Site icon Youth Ki Awaaz

How I Learnt To Accept And Celebrate My Bisexuality

By Srestha Bhattacharya:

It was easy to be attracted towards men. It was also the appropriate choice, apparently, and I believed the same. I believed it because everyone around me believed it. It seemed obvious and I did not question this obviousness.

I didn’t even know that my sexuality could be questioned. I knew homosexuality existed, but I was sure that it couldn’t touch me. The turning point, I think, was when a cousin told me that she enjoyed lesbian porn more. At that time, I was in class 9.

I never stopped after that day. I started with questioning the roots of my voyeuristic ventures, and by the time I had reached class 12, I was questioning my relationship with women.

I think I was always very doubtful about my sexual identity because I compared the feelings I had for men with what I had for women. I didn’t understand that my feelings were different because men and women were different and my experiences with them were different. It was just so wrong of me to judge them on the same parameters. Just because I was more sexually attracted towards men, it did not mean that I wasn’t sexually attracted towards women.

There are many bisexual people who are attracted towards men and women equally, but I wasn’t one of them. I was able to realise that I had certain myths in my mind about the LGBTQIA+ community. I was a bisexual myself, but it took me years to understand that all bisexuals are not the same, just like all humans are not the same.
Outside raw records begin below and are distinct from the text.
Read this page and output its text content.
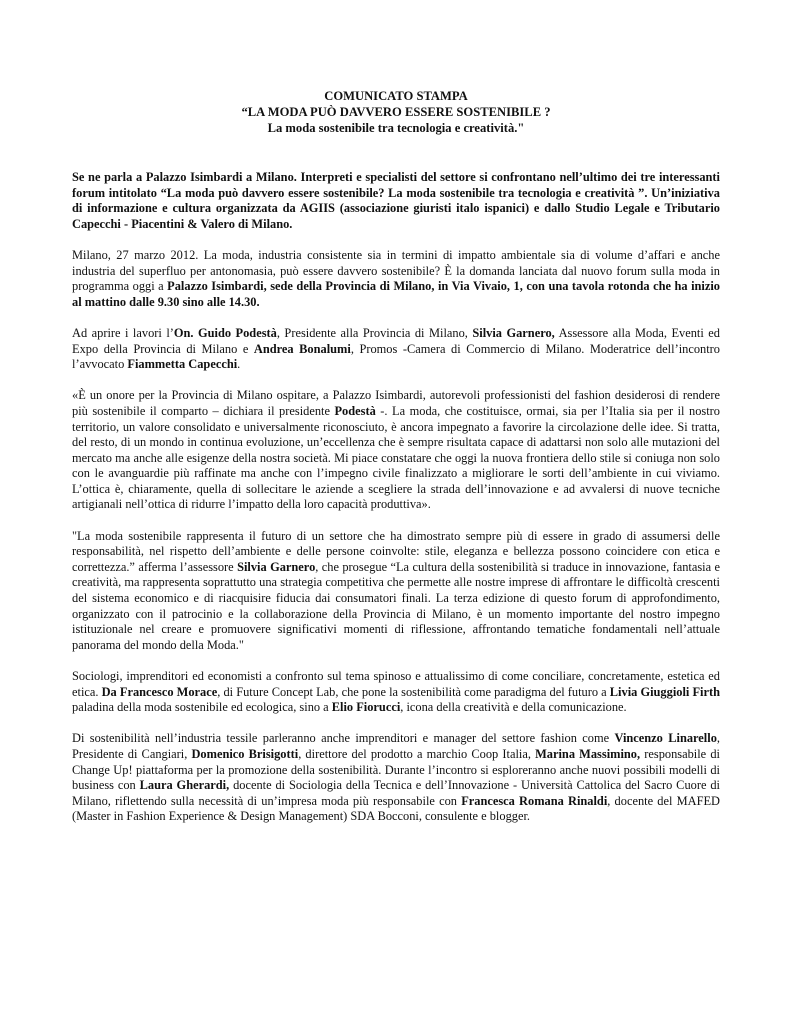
COMUNICATO STAMPA
“LA MODA PUÒ DAVVERO ESSERE SOSTENIBILE ?
La moda sostenibile tra tecnologia e creatività."

Se ne parla a Palazzo Isimbardi a Milano. Interpreti e specialisti del settore si confrontano nell’ultimo dei tre interessanti forum intitolato “La moda può davvero essere sostenibile? La moda sostenibile tra tecnologia e creatività ”. Un’iniziativa di informazione e cultura organizzata da AGIIS (associazione giuristi italo ispanici) e dallo Studio Legale e Tributario Capecchi - Piacentini & Valero di Milano.

Milano, 27 marzo 2012. La moda, industria consistente sia in termini di impatto ambientale sia di volume d’affari e anche industria del superfluo per antonomasia, può essere davvero sostenibile? È la domanda lanciata dal nuovo forum sulla moda in programma oggi a Palazzo Isimbardi, sede della Provincia di Milano, in Via Vivaio, 1, con una tavola rotonda che ha inizio al mattino dalle 9.30 sino alle 14.30.

Ad aprire i lavori l’On. Guido Podestà, Presidente alla Provincia di Milano, Silvia Garnero, Assessore alla Moda, Eventi ed Expo della Provincia di Milano e Andrea Bonalumi, Promos -Camera di Commercio di Milano. Moderatrice dell’incontro l’avvocato Fiammetta Capecchi.

«È un onore per la Provincia di Milano ospitare, a Palazzo Isimbardi, autorevoli professionisti del fashion desiderosi di rendere più sostenibile il comparto – dichiara il presidente Podestà -. La moda, che costituisce, ormai, sia per l’Italia sia per il nostro territorio, un valore consolidato e universalmente riconosciuto, è ancora impegnato a favorire la circolazione delle idee. Si tratta, del resto, di un mondo in continua evoluzione, un’eccellenza che è sempre risultata capace di adattarsi non solo alle mutazioni del mercato ma anche alle esigenze della nostra società. Mi piace constatare che oggi la nuova frontiera dello stile si coniuga non solo con le avanguardie più raffinate ma anche con l’impegno civile finalizzato a migliorare le sorti dell’ambiente in cui viviamo. L’ottica è, chiaramente, quella di sollecitare le aziende a scegliere la strada dell’innovazione e ad avvalersi di nuove tecniche artigianali nell’ottica di ridurre l’impatto della loro capacità produttiva».

"La moda sostenibile rappresenta il futuro di un settore che ha dimostrato sempre più di essere in grado di assumersi delle responsabilità, nel rispetto dell’ambiente e delle persone coinvolte: stile, eleganza e bellezza possono coincidere con etica e correttezza.” afferma l’assessore Silvia Garnero, che prosegue “La cultura della sostenibilità si traduce in innovazione, fantasia e creatività, ma rappresenta soprattutto una strategia competitiva che permette alle nostre imprese di affrontare le difficoltà crescenti del sistema economico e di riacquisire fiducia dai consumatori finali. La terza edizione di questo forum di approfondimento, organizzato con il patrocinio e la collaborazione della Provincia di Milano, è un momento importante del nostro impegno istituzionale nel creare e promuovere significativi momenti di riflessione, affrontando tematiche fondamentali nell’attuale panorama del mondo della Moda."

Sociologi, imprenditori ed economisti a confronto sul tema spinoso e attualissimo di come conciliare, concretamente, estetica ed etica. Da Francesco Morace, di Future Concept Lab, che pone la sostenibilità come paradigma del futuro a Livia Giuggioli Firth paladina della moda sostenibile ed ecologica, sino a Elio Fiorucci, icona della creatività e della comunicazione.

Di sostenibilità nell’industria tessile parleranno anche imprenditori e manager del settore fashion come Vincenzo Linarello, Presidente di Cangiari, Domenico Brisigotti, direttore del prodotto a marchio Coop Italia, Marina Massimino, responsabile di Change Up! piattaforma per la promozione della sostenibilità. Durante l’incontro si esploreranno anche nuovi possibili modelli di business con Laura Gherardi, docente di Sociologia della Tecnica e dell’Innovazione - Università Cattolica del Sacro Cuore di Milano, riflettendo sulla necessità di un’impresa moda più responsabile con Francesca Romana Rinaldi, docente del MAFED (Master in Fashion Experience & Design Management) SDA Bocconi, consulente e blogger.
Most of my misconceptions were debunked in my sociology classes. As I read about queer theory, I became more motivated to understand ‘queer’ lives. I did not just want to comprehend my identity, but the lives of all those who refused to live within the confines of compulsory heterosexuality.

I was able to come to terms with my sexual orientation around the same time as I started noticing activism around queer issues. I realised that there was a great need to not just access spaces inclusive of LGBTQIA+ individuals for myself, but to create greater love among all people by reaching out to heteronormative people with queer experiences.

The Delhi University Queer Collective (DUQC) is among the few safe spaces I found for myself. Within few minutes of my interaction with the members of DUQC, I realised, each and every one of us was excited about “Pride”. After all, we all want to celebrate our ‘queerness’. We all want to destabilise the gender hierarchy. We all want to show our pride. And we will show it this year again. We won’t be afraid of anything, and we won’t allow anyone or anything to stop us.

What are your experiences of being queer, and tackling heteronormativity?